Transfer learning focuses on storing knowledge gained while solving one problem and applying it to a
different but related problem. As rail track condition monitoring task is shared by researchers around the
world, a “more” related problem and the knowledge gained will be more useful when it is transferred to
another problem but in the same industry. This could be a promising research area for future work.

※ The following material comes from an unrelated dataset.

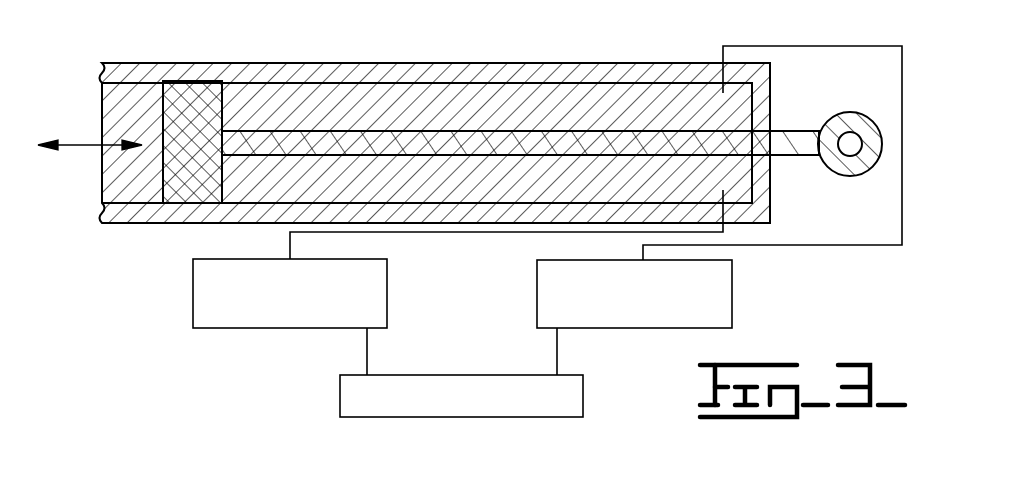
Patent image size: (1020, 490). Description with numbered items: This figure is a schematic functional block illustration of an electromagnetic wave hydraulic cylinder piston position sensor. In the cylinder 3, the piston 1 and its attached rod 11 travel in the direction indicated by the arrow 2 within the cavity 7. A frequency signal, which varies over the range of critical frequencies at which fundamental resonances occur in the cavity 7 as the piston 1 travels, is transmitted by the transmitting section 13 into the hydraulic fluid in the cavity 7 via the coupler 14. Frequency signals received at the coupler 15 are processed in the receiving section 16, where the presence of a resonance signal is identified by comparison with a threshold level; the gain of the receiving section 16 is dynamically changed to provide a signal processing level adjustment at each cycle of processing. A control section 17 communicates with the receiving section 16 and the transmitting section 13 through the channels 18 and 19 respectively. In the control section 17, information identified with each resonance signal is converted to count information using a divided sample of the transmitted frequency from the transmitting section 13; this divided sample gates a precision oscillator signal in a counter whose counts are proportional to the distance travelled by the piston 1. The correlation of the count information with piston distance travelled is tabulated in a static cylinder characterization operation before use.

Reinforcement learning is the training of machine learning models to make a sequence of decisions. The
agent learns to achieve a goal in an uncertain, potentially complex environment. This trial-and-error
approach suits well the complex situation of deciding when it is the right time to perform the maintenance
operations. This research area could generate meaningful results for the industry.
5. ILLUSTRATIVE CASE STUDIES
In this section, we use two application examples to illustrate the implementation of deep learning models to
support rail track condition monitoring and rail defect detection and classification.
5.1. Data acquisition and preparations
Data acquisition equipment or devices could be installed on the rail inspection vehicles or passenger trains
at different positions. We use rail vision systems here to record videos of the rail tracks for both head and
rail checks. Lights are usually required to further enhance the quality of images taken; we use halogen
floodlights to support visibility. The train speed might affect the image quality; therefore, a maximum speed
may be set. For us, it is 100 km/h. Figure 8 illustrates a typical setup.
Various types of input data (image, sound, vibration, etc.) could be adopted for deep learning tasks. For
image data, different formats and sizes might be used. Original greyscale images are captured from the rail
track videos and then used without segmenting the tracks from the ballast, the sleepers, or other
background textures around the rail tracks so as to minimize the image pre-processing efforts and maximize
the utility of deep learning models. Pre-processing of input images is optional. Figure 9 shows a sample
image that was used for training and test purpose.